England’s treatment of Jonny Bairstow has continued his cycle of pain and joy | Jonathan Liew
One summer, when he was 16 years old, carefree and on the very verge of life itself, Jonny Bairstow and a few of his friends went on a surfing holiday to Cornwall. One evening, he tells us in his autobiography, A Clear Blue Sky, they were sitting blissfully on the beach in Newquay when someone asked what everyone’s father did for a living. Bairstow explained in an even voice that his own father had died some years earlier. There was an awkward silence. And then someone laughed: a cruel, disbelieving, illogical laugh. Feeling the tears welling inside him, shaking with rage and embarrassment and loss, Bairstow simply got up and walked away, walked until he could walk no further.
The lesson Bairstow learned that night – a lesson we all learn and relearn in various ways – is that the moments of greatest pain frequently arise out of the moments of greatest joy. Often they come wrapped in the same clothes. Out of the golden memories of his father, David, comes the bitter recollection of his death when Johnny was just eight. Out of the grief comes a resolve to honour his memory by following him as a wicketkeeper-batsman for Yorkshire and England. Out of this lifelong ambition comes some of his most crushing disappointments. On it goes: pain and joy pursuing and nourishing each other, a bittersweet compact that can never truly be broken.
To watch Bairstow in England’s recent series against India was to be reminded of this cycle. Out of the boundless optimism of his recall in Sri Lanka, the agony of Ahmedabad: three torturous ducks in his four innings, a game in pieces, a mind scrambled.

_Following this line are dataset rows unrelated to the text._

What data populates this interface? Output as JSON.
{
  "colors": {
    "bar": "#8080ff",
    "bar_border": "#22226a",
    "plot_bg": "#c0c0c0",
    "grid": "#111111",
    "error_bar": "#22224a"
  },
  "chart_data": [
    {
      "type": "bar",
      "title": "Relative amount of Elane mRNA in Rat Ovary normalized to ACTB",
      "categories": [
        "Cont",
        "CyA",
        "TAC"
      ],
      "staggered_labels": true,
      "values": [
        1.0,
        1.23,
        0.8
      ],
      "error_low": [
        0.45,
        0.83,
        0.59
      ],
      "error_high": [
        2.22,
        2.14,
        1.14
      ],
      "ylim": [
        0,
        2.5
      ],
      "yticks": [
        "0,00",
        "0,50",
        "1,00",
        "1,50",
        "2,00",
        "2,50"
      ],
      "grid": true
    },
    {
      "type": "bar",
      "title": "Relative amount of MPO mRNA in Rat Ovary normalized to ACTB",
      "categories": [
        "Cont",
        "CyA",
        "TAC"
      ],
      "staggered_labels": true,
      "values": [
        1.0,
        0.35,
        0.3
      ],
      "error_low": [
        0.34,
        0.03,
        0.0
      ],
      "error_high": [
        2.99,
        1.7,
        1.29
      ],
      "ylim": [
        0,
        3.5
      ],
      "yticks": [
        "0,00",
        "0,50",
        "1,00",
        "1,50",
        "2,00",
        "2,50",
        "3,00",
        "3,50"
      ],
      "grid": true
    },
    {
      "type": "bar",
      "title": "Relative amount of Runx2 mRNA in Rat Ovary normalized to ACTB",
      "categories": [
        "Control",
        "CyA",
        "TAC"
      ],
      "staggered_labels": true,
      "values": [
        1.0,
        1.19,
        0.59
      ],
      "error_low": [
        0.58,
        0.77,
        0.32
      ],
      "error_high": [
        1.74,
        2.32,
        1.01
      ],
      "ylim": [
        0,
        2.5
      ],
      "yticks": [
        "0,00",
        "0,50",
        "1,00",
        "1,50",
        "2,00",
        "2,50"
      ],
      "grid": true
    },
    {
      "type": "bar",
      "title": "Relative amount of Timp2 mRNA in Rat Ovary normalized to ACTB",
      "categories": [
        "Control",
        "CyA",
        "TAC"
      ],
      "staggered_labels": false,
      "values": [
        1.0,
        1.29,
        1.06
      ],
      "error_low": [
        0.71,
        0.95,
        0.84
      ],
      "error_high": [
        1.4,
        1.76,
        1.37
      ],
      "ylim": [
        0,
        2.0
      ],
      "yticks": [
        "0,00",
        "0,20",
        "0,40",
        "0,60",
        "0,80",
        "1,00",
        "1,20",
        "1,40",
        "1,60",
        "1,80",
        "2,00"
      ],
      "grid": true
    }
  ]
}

On Sunday, England’s head coach, Chris Silverwood, had warm words of encouragement for the spinner Dom Bess, insisting it would be “unfair to write him off” after a tough tour. Accidentally or not, no such consolation was offered to Bairstow. And so, with an average of 23 since the start of the 2018 summer, the broad consensus – offered with varying degrees of kindness – is that Bairstow’s Test career has run its course for now.
In a way, this would be largely in keeping with the ballad of Bairstow: a player of 203 international appearances who curiously never felt established. Like Moeen Ali, another natural introvert whose lavish all-round talents never earned him true acceptance, the story of Bairstow is of a player fighting his way to the heart of the side against the centrifugal forces spinning him outwards. Valued enough to play, but not enough to be given a settled role in the side. With other players, the conversation is always about what they can do. Whether it was keeping, his technique, his attitude or simply a sense his face didn’t fit, too often with Bairstow it was about what he couldn’t.
Good players do not lose their way overnight. For Bairstow, perhaps the trouble began when England’s new national selector, Ed Smith, shunted him up the order to make room for Jos Buttler as a specialist No 7. At the time, Bairstow was averaging almost 40, rapidly improving behind the stumps. Yet from that moment, he was treated largely like a spare part: forced to adapt to different roles from series to series, occasionally even from innings to innings.
Since the home series against India in 2018, Bairstow has changed batting positions 14 times in 18 Tests. In the same period he played one Test with the gloves, then one without, then one with, then three without, then seven with, then five without. In the same period he was left out and recalled on four occasions. It is four years since he batted an entire series (of at least three Tests) in the same position. Injuries, conditions, pandemic-enforced flux: these are all factors. Bairstow could simply have ended the debate by making runs wherever he was put. But realistically, what did we think was going to happen here?
These are disorienting times. Players are shuffled in and out of bubbles; Test sides are now picked weeks or even months in advance. England’s rotation policy is correct and necessary, but equally it’s tempting to wonder how they square their much-vaunted commitment to player welfare with the men’s team being forced to play a brutal schedule of 51 fixtures in 2019. Even in this respect Bairstow’s treatment felt exceptional: while Buttler, Ben Stokes and Jofra Archer all had a well-deserved rest before the Ashes, Bairstow was thrown into a Test against Ireland barely a week after the World Cup final.
Losing a Test series in India is no big deal. Players drift out of form. People have wildly differing opinions about who should play when. This is all fine. But filter out the noise, take a longer view, and it is impossible to conclude England have given Bairstow the best chance of fulfilling his potential. That breakthrough 150 in Cape Town, the century at Perth, even his momentum-shifting innings against Australia at Headingley: the good times have been plentiful. The sadness is that with a little more love, it could so easily have been more.
The relief is that the best may be yet to come. There are white-ball matches against India starting this week, a Twenty20 World Cup in October, a return to Sunrisers Hyderabad in the Indian Premier League, where he has discovered the love and stability that so often proved elusive with England.
If great pain arises out of great joy, then perhaps the comfort for Bairstow – even now – is that the reverse must also be true.